L’analyse statistique a révélé que 103 500 participants à l’étude avaient une démence incidente, dont 31 219 diagnostiqués avec la maladie d’Alzheimer ; 8 664 de démence vasculaire ; et 2192 de démence liée à la maladie de Parkinson. En comparant ces données avec celles des décibels produits par la circulation dans les quartiers dans lesquels ils vivaient, une association significative a été trouvée avec le bruit produit par le transit constant des trains et des véhicules sur la route. En d’autres termes, plus le bruit de la circulation est important, plus les chances de développer une forme de démence, en particulier la maladie d’Alzheimer, sont grandes. « Dans les analyses des sous-types – expliquent les auteurs de l’étude – le bruit du trafic routier et le bruit ferroviaire étaient associés à un risque plus élevé de maladie d’Alzheimer, avec des risques relatifs de 1,16 (intervalle de confiance à 95 % de 1, 11 à 1,22) pour trafic routier avec un maximum ≥ 65 décibels contre <45 décibels ; de 1,27 (1,22 -1,34) pour un bruit routier minimal ≥ 55 à décibels versus < 40 décibels ; 1,16 (1,10 - 1,23) pour un bruit ferroviaire maximal ≥ 60 décibels contre < 40 décibels ; et 1,24 (1,17 - 1,30) pour un bruit ferroviaire minimum de ≥ 50 décibels contre < 40 décibels ». « Le bruit du trafic routier mais pas du trafic ferroviaire - ont ajouté les chercheurs - était associé à un risque accru de démence vasculaire. Les résultats ont indiqué des associations entre le trafic routier et la démence liée à la maladie de Parkinson », ont expliqué les chercheurs.

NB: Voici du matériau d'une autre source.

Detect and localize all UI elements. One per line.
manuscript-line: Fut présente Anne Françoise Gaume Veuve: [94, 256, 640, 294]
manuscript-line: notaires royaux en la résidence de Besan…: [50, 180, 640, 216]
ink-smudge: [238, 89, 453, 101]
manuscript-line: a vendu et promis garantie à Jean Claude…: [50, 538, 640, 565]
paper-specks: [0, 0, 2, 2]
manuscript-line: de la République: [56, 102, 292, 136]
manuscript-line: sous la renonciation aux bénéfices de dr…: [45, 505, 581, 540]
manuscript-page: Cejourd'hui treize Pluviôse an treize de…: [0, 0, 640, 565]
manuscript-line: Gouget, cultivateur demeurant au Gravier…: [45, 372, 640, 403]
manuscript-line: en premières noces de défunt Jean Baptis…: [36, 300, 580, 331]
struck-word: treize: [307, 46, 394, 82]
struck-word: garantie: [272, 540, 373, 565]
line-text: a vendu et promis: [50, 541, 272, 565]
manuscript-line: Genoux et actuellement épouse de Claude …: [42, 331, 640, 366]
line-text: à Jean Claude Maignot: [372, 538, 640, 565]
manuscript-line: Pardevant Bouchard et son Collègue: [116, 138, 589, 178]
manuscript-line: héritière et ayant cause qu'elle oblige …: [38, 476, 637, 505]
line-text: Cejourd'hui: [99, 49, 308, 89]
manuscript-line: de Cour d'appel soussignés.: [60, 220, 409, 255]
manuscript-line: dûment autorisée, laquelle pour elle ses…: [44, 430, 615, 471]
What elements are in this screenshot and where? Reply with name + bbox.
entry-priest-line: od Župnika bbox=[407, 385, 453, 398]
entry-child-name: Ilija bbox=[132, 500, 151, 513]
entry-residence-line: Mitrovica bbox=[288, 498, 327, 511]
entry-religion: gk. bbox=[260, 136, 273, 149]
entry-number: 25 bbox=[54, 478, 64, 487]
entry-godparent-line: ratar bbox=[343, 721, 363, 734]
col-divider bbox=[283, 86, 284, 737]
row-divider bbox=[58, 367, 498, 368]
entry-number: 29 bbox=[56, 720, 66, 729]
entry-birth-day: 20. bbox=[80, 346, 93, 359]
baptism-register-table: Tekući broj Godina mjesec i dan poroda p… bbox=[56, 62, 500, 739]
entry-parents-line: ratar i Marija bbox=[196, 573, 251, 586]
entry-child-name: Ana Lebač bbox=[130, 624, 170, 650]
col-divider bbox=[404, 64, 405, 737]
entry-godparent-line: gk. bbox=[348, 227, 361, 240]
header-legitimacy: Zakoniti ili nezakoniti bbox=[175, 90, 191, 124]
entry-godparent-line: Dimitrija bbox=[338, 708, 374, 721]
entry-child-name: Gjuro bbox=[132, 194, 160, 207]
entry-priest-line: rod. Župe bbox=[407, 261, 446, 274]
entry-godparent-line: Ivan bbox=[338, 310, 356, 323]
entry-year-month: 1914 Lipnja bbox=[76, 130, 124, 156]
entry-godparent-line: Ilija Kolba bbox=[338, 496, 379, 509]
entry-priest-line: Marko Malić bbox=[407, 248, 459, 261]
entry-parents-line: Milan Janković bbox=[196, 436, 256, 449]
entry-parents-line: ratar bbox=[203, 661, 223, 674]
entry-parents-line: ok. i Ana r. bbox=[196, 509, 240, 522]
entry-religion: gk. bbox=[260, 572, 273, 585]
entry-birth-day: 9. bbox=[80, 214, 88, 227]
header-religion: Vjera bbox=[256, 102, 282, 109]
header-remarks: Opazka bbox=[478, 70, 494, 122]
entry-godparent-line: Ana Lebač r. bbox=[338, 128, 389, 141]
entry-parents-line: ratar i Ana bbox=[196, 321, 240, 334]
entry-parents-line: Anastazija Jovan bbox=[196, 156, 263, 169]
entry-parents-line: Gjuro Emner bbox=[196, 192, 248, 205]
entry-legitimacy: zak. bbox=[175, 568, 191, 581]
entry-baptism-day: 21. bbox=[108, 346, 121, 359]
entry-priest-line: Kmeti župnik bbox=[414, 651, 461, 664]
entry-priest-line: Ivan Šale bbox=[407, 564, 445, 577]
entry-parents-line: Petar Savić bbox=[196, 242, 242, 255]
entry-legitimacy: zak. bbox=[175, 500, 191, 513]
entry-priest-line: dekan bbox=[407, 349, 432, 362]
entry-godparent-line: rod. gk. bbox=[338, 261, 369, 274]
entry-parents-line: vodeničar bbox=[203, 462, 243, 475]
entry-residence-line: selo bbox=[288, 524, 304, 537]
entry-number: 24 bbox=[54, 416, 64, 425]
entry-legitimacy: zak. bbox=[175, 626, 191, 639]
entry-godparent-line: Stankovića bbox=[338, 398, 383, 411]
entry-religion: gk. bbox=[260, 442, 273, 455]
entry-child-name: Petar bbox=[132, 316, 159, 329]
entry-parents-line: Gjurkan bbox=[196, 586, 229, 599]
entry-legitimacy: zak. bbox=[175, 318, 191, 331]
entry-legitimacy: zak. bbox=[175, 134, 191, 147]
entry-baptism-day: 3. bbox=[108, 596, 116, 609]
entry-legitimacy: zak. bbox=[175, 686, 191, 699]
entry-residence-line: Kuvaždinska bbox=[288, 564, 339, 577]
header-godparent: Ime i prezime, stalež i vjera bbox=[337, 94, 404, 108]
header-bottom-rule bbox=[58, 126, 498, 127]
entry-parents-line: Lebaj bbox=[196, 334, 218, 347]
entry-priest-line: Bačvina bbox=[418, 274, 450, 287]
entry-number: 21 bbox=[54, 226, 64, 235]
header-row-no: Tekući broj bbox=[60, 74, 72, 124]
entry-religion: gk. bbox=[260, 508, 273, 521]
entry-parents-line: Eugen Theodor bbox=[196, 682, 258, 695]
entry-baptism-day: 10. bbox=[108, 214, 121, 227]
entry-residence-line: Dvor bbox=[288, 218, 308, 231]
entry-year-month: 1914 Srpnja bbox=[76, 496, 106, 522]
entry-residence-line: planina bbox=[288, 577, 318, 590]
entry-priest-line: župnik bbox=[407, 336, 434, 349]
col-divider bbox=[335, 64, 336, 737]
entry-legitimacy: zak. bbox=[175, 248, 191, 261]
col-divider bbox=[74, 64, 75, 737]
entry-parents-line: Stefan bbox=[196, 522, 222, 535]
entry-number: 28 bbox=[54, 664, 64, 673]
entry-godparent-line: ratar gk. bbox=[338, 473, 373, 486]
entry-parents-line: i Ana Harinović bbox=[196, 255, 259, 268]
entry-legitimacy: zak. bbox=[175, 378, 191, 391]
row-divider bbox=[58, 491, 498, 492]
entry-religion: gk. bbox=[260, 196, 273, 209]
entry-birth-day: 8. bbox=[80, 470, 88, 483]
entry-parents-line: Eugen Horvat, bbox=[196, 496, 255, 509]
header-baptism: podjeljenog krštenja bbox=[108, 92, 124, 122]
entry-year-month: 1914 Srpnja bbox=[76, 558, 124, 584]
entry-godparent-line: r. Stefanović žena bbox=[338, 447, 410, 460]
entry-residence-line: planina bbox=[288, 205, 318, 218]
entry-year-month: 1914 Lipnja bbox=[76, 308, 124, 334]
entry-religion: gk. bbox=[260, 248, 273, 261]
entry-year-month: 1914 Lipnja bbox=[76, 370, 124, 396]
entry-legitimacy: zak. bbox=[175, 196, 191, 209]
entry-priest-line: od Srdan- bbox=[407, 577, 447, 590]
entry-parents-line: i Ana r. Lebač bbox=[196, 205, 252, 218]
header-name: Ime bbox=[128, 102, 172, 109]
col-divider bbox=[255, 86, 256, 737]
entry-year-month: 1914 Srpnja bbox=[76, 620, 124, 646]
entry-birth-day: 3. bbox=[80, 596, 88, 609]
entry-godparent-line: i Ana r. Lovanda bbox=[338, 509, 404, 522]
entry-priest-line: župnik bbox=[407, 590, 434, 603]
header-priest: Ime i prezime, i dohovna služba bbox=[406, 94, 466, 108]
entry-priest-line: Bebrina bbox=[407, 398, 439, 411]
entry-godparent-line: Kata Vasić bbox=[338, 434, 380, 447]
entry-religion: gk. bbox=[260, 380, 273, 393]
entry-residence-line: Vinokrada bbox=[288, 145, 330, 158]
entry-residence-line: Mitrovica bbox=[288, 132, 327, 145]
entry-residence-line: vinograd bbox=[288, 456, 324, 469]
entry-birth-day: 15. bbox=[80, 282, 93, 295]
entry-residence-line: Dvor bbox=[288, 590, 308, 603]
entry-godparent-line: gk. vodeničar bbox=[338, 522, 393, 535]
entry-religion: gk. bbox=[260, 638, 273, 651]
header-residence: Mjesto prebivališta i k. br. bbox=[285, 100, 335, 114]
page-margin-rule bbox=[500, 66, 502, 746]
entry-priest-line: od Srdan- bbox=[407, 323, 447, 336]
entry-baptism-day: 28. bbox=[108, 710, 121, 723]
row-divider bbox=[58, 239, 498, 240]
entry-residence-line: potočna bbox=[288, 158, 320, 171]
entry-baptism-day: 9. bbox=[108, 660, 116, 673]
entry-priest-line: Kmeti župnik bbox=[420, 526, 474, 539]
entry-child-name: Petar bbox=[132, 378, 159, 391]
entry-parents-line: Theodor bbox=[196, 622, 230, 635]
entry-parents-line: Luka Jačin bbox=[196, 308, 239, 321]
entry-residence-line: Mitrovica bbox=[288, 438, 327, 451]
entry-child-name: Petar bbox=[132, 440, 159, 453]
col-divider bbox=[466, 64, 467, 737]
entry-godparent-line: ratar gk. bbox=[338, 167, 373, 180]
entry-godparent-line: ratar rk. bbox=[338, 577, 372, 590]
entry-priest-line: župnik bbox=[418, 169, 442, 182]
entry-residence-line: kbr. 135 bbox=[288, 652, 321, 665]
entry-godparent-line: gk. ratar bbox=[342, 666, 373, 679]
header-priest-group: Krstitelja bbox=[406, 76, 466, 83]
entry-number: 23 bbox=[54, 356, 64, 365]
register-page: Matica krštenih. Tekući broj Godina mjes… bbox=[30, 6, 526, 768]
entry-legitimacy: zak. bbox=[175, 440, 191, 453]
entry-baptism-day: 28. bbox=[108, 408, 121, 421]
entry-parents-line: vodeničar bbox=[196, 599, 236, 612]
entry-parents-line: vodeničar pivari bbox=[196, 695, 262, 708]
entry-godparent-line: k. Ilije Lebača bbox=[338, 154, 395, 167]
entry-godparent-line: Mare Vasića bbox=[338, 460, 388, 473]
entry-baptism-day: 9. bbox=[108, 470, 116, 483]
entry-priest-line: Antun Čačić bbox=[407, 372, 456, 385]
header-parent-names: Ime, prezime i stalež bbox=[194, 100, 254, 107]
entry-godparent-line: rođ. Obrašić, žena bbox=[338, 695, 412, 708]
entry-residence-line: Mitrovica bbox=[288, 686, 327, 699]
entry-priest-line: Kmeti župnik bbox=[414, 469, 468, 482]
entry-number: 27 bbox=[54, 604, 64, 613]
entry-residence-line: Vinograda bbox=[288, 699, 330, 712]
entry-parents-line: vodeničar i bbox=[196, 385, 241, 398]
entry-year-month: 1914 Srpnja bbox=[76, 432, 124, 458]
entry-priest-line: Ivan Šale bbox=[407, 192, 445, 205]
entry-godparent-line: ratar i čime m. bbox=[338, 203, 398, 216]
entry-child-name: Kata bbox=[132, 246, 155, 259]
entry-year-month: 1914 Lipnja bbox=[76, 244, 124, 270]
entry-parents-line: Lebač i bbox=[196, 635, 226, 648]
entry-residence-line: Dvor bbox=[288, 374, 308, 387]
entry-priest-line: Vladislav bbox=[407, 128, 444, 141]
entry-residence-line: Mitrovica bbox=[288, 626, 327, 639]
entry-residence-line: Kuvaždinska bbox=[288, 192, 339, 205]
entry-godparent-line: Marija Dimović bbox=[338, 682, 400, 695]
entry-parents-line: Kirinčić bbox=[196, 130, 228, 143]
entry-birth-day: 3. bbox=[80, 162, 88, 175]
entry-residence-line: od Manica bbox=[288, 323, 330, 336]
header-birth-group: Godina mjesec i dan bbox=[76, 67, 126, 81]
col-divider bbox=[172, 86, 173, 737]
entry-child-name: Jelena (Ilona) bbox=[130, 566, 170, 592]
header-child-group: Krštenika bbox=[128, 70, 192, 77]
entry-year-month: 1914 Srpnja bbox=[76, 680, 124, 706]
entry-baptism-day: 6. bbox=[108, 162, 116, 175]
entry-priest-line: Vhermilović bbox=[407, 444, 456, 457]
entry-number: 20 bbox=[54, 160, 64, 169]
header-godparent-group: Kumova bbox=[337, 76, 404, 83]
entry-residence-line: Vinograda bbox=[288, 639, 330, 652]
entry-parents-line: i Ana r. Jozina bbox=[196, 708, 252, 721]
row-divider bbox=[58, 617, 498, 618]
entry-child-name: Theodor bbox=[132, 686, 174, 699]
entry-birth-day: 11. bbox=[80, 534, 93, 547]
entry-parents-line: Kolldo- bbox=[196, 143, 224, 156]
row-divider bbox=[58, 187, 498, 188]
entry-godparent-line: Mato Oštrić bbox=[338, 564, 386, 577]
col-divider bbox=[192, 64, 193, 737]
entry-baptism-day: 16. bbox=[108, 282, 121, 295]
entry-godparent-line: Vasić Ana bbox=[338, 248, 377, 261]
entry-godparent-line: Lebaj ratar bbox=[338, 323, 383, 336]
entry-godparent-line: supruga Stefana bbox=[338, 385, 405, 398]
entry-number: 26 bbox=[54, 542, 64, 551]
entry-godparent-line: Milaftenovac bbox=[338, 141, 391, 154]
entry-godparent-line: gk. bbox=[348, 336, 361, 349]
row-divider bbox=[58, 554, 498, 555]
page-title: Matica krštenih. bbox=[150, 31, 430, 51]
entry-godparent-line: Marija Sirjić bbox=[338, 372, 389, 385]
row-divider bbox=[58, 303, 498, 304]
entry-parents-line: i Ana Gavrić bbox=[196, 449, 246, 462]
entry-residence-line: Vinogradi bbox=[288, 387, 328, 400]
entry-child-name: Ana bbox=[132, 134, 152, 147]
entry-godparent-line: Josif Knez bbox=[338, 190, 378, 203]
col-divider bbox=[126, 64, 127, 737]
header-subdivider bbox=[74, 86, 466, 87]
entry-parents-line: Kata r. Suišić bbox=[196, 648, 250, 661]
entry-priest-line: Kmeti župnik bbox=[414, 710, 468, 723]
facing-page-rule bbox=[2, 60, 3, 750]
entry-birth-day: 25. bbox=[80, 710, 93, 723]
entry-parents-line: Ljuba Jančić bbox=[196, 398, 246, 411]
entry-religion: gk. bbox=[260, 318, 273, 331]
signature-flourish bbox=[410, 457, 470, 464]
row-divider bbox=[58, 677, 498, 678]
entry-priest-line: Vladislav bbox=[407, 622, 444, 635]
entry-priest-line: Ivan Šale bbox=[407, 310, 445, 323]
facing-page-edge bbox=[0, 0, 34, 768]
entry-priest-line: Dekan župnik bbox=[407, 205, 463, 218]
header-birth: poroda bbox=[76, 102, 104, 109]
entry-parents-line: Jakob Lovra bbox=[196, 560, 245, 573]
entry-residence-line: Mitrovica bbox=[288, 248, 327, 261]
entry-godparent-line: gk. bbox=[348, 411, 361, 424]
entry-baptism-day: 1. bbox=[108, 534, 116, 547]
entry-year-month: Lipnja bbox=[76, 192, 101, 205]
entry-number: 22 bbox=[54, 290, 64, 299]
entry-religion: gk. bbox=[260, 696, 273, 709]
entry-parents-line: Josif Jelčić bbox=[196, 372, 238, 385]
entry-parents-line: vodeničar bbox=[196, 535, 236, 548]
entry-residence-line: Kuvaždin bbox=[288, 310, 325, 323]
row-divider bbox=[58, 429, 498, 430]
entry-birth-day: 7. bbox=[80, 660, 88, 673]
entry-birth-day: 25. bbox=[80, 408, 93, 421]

Pour comprendre à quel point le trafic peut avoir un impact sur le risque de démence, il suffit de penser que sur les 8 475 cas enregistrés au Danemark en 2017, 1 216 auraient pu être causés par le bruit des voitures, camions, motos, trains et autres véhicules en transit. Il convient de garder à l’esprit qu’il s’agissait d’une étude d’observation et donc qu’une relation de cause à effet entre le bruit de la circulation et le développement de la démence n’a pas été recherchée, cependant l’association ne doit pas être sous-estimée compte tenu du nombre de personnes impliquées, de la période de suivi prolongé -up et la qualité des données d’exposition au bruit.

Cette recherche, basée au Danemark, ne nous dit pas la cause du risque accru de démence, mais ajoute des preuves liant l’exposition à la pollution sonore à la démence. Bien qu’il s’agisse d’une vaste étude d’observation utilisant des estimations détaillées des niveaux de bruit résidentiel, elle ne considère que le bruit routier et ferroviaire et n’évalue pas les facteurs de risque liés au mode de vie associés à la démence, qui pourraient également être attribués à un risque accru de démence », Dr Rosa Sancho, directeur d’Alzheimer’s Research UK, a déclaré dans un communiqué de presse. « Bien que l’élimination de la pollution sonore puisse avoir des effets bénéfiques sur notre santé et notre bien-être, nous ne savons toujours pas si cela contribue à réduire le risque de démence. Les preuves actuelles suggèrent que le meilleur moyen de soutenir la santé du cerveau est de rester actif physiquement et mentalement, de manger une alimentation saine et équilibrée, de ne pas fumer, de ne boire que dans les limites recommandées et de contrôler le poids, le cholestérol et la tension artérielle », a-t-il déclaré. commenté. Les résultats de la recherche danoise devront donc être confirmés par des investigations plus approfondies. Les détails de la recherche « L’exposition résidentielle au bruit des transports au Danemark et l’incidence de la démence : étude de cohorte nationale » ont été publiés dans le British Medical Journal.